先前的研究表明,饮用水中摄入砷是包括膀胱癌在内的多种癌症的重要危险因素。尚不清楚与砷相关的癌症在基因上是否与未接触砷个体的癌症相似,以及其致癌机制可能是什么。本研究旨在比较接触砷个体膀胱癌中的染色体改变,以深入了解砷可能诱发或促进癌症的机制。
在阿根廷和智利进行了一项病例对照研究,检测了123名饮用水中接触过砷的患者膀胱肿瘤DNA中的染色体改变。根据患者5年平均最高砷暴露量,将其分为四个砷暴露类别之一。患者还被分为曾经吸烟者或从不吸烟者。采用比较基因组杂交技术识别全基因组的染色体改变。所有统计检验均为双侧检验。

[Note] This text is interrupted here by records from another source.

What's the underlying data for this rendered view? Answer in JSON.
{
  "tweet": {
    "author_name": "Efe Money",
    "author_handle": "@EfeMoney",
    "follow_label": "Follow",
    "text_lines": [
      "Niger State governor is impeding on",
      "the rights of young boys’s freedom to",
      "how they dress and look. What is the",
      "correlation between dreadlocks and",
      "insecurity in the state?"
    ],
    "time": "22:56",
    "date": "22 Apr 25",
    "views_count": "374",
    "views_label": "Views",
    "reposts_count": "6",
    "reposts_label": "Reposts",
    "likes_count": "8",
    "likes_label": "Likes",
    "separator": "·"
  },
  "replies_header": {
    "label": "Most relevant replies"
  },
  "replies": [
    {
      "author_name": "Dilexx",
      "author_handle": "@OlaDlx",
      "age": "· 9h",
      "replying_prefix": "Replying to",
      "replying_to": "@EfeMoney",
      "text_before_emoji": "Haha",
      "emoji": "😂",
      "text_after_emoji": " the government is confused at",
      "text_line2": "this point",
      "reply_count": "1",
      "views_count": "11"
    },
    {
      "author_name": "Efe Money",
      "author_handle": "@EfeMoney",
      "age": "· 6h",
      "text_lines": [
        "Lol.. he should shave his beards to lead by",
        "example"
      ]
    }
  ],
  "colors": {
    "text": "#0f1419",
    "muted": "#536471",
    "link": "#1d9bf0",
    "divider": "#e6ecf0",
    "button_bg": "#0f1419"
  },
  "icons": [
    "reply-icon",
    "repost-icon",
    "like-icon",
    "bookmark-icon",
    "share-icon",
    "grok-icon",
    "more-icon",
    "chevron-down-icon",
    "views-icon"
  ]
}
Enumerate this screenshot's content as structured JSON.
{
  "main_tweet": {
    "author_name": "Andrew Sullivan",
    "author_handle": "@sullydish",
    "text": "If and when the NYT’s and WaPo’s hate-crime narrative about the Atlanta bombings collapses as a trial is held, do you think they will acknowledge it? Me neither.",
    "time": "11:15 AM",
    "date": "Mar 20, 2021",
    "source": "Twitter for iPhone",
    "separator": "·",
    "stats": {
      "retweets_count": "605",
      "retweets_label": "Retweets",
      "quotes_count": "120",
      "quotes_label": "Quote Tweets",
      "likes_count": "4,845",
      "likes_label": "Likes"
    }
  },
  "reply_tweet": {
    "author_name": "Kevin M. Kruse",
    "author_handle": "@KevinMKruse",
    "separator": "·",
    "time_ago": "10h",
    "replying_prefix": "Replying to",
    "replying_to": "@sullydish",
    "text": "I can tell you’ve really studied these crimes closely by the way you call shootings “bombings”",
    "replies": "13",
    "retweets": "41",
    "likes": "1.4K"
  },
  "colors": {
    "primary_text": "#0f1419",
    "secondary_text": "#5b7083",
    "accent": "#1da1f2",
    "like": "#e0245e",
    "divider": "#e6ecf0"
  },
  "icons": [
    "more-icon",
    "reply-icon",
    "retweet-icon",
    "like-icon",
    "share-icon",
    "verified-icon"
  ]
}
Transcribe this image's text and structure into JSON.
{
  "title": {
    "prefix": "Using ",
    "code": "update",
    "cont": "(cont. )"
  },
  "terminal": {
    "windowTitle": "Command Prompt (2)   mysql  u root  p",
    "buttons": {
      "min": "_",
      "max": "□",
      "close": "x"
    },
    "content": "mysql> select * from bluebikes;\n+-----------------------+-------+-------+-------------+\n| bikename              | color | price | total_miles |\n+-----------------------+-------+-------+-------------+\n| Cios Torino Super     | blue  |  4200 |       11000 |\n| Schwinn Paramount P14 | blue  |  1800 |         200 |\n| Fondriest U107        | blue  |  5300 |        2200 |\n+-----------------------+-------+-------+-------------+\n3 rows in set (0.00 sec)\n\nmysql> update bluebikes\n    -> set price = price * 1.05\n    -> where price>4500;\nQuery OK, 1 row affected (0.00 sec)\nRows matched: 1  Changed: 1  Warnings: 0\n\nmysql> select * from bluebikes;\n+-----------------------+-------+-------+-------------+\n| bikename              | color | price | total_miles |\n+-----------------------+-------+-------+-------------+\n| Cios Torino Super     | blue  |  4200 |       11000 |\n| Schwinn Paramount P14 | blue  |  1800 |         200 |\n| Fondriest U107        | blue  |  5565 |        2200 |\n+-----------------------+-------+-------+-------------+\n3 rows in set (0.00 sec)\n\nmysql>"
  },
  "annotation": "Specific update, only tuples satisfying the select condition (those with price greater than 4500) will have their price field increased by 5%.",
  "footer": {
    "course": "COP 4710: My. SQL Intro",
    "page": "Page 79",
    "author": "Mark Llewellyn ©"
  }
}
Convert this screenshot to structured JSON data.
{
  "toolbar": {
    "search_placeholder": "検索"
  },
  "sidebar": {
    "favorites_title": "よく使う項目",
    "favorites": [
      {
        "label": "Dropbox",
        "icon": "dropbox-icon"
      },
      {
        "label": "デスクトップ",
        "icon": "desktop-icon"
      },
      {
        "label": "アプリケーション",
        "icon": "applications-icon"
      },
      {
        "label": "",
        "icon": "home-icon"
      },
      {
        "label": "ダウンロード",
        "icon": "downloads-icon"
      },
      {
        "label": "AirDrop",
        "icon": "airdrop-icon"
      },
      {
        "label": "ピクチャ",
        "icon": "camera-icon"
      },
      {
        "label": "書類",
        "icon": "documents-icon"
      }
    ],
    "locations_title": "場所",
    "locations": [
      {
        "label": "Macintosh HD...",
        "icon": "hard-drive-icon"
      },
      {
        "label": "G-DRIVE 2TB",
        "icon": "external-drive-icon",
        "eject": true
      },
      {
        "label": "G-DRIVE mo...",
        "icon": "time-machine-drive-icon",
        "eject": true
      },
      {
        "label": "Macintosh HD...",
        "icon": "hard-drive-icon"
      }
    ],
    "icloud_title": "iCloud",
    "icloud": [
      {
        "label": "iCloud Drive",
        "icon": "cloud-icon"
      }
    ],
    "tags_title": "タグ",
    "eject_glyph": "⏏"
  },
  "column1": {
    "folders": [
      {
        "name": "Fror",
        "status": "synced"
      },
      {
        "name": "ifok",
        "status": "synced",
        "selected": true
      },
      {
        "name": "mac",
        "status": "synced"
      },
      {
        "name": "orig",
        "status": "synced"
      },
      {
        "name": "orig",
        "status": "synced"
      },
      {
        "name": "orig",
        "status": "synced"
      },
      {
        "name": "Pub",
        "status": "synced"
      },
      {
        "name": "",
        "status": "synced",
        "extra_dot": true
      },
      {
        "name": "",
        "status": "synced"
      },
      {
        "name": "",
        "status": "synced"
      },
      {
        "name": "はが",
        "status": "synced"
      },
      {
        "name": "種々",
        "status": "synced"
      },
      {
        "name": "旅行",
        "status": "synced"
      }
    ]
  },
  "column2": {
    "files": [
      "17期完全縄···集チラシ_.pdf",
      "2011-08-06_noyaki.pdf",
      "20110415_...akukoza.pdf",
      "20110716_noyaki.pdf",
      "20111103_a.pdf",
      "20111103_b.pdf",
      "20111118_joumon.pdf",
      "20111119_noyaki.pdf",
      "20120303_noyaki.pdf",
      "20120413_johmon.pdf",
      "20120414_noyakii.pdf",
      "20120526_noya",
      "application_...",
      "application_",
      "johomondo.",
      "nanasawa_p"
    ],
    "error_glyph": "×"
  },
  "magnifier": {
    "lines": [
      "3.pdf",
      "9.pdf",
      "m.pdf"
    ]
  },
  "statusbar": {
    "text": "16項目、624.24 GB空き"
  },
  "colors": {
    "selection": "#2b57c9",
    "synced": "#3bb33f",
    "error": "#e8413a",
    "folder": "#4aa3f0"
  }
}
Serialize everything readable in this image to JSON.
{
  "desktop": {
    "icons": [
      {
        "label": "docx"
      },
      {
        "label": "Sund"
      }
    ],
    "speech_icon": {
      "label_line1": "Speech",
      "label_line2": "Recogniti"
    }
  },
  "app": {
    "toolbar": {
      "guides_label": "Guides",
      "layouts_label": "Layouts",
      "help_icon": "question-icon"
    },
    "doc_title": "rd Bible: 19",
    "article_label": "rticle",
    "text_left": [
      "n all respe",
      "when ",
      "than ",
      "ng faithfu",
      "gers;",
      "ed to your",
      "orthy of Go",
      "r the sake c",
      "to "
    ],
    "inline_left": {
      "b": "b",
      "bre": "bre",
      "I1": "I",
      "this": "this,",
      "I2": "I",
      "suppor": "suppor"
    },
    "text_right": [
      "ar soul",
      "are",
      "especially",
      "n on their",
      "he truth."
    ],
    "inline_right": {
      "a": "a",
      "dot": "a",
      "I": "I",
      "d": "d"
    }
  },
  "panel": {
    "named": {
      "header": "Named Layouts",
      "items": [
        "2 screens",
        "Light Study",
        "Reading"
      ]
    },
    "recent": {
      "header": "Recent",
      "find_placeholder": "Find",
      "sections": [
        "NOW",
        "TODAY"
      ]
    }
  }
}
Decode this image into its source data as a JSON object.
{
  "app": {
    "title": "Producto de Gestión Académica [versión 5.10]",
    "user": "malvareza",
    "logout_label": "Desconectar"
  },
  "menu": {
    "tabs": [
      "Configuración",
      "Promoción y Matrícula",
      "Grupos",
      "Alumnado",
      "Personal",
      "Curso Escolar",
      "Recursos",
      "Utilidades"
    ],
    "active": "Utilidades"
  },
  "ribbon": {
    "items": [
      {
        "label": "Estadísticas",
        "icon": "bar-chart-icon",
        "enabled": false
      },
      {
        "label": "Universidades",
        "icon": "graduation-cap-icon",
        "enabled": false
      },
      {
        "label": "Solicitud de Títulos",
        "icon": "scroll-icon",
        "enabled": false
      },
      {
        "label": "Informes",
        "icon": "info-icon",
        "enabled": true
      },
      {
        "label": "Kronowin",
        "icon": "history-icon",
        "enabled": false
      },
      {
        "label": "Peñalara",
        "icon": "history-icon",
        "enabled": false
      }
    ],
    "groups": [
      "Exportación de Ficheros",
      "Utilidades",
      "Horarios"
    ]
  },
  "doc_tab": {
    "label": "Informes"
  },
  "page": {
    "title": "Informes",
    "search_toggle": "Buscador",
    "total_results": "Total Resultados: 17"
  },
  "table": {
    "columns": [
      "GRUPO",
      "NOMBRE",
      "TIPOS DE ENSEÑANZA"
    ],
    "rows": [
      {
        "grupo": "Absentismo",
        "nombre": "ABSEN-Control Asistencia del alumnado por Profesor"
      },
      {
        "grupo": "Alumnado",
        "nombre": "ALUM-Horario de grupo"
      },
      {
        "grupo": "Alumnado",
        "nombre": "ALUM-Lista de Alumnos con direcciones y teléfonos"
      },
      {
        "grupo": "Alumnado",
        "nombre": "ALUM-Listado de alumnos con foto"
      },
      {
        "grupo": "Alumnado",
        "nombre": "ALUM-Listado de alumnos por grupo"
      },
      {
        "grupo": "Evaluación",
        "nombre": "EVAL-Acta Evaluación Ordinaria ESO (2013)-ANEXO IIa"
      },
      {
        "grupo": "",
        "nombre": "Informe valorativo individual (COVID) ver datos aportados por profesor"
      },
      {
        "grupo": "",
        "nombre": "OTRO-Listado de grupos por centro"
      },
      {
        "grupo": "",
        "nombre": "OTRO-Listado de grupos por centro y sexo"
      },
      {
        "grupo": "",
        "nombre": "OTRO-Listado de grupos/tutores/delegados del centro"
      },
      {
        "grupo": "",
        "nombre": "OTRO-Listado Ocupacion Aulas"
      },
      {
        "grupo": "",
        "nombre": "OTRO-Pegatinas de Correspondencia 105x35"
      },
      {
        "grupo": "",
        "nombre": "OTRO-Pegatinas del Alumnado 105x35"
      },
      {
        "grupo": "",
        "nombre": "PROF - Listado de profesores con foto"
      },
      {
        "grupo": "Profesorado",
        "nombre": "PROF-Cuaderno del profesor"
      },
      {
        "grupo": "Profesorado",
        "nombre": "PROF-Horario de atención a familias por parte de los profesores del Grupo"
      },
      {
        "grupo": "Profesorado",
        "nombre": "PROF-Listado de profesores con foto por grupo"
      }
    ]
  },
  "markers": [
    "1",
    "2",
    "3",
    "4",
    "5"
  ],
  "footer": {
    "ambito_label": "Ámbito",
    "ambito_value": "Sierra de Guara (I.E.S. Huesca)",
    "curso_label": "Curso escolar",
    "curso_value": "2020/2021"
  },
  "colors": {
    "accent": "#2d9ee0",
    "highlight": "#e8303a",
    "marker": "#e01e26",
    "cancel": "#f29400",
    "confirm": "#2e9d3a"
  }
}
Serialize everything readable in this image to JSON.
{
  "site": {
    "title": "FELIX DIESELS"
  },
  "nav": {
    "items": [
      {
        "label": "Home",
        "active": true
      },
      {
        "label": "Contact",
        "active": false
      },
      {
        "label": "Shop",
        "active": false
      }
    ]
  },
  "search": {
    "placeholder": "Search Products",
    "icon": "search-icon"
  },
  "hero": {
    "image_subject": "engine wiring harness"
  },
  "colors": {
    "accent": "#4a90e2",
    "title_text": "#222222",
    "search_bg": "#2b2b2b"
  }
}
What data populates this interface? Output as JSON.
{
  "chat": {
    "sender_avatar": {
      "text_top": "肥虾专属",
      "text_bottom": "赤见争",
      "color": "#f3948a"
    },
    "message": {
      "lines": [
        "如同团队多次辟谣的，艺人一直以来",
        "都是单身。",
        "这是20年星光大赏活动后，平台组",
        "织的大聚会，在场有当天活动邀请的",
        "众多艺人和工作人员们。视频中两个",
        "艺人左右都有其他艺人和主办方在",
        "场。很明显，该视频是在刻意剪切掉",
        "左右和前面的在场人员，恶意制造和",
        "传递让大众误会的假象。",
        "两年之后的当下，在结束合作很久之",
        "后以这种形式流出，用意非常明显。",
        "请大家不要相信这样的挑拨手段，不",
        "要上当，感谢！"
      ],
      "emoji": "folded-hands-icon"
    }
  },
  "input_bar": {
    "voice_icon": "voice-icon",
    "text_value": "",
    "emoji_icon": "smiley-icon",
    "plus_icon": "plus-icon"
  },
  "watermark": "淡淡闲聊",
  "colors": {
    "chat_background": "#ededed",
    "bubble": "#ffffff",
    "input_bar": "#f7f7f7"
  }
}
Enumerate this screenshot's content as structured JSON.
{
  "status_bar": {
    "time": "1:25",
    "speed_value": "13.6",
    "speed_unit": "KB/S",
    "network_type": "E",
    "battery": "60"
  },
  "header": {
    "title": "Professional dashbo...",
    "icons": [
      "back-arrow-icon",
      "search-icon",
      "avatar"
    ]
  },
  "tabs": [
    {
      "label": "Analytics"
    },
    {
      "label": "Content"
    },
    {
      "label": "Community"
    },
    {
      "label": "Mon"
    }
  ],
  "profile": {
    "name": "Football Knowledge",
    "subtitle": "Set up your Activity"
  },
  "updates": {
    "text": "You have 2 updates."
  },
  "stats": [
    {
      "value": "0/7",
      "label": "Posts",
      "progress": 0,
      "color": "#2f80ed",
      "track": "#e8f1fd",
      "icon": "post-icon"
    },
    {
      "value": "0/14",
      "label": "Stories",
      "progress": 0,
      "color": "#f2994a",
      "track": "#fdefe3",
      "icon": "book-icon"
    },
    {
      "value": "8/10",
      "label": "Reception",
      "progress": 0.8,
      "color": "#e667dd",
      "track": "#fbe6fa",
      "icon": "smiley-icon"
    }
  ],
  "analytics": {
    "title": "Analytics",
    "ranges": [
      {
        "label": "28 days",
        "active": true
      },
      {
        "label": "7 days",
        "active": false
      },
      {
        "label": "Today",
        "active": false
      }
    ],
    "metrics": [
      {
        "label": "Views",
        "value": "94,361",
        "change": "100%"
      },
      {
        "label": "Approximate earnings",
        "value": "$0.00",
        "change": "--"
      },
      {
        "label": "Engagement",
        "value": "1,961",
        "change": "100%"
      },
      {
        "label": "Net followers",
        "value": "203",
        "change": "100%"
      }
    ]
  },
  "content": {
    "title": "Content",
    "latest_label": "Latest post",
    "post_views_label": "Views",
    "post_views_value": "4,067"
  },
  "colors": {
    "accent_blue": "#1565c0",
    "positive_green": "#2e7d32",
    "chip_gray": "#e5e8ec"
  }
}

砷暴露水平较高的个体染色体改变总数更高(随着砷暴露增加,每个肿瘤的染色体改变数分别为5.7±5.1、5.6±5.1、7.3±7.4和9.1±6.5[平均值±标准差];经分期和分级调整后,P趋势=.02)。在高级别(G2 - G3)肿瘤中这种趋势更强(每个肿瘤的改变数分别为6.3±5.5、8.3±4.7、10.3±7.8和10.5±6.4;P趋势=.01),而在低级别(G1)肿瘤中则较弱(每个肿瘤的改变数分别为3.5±3.1、1.1±1.1、2.5±2.5和3.6±3.2;P趋势=.79)。染色体改变的平均数也随肿瘤分期和分级增加(P趋势<.001),与砷暴露无关,但与吸烟史无关。17号染色体短臂部分或全部缺失(P趋势<.001)与砷暴露的关联最强。
砷暴露水平较高患者的膀胱肿瘤显示出更高水平的染色体不稳定性。大多数与砷暴露相关的染色体改变也与肿瘤分期和分级相关,这增加了砷暴露患者的膀胱肿瘤可能比未暴露患者的肿瘤侵袭性更强的可能性。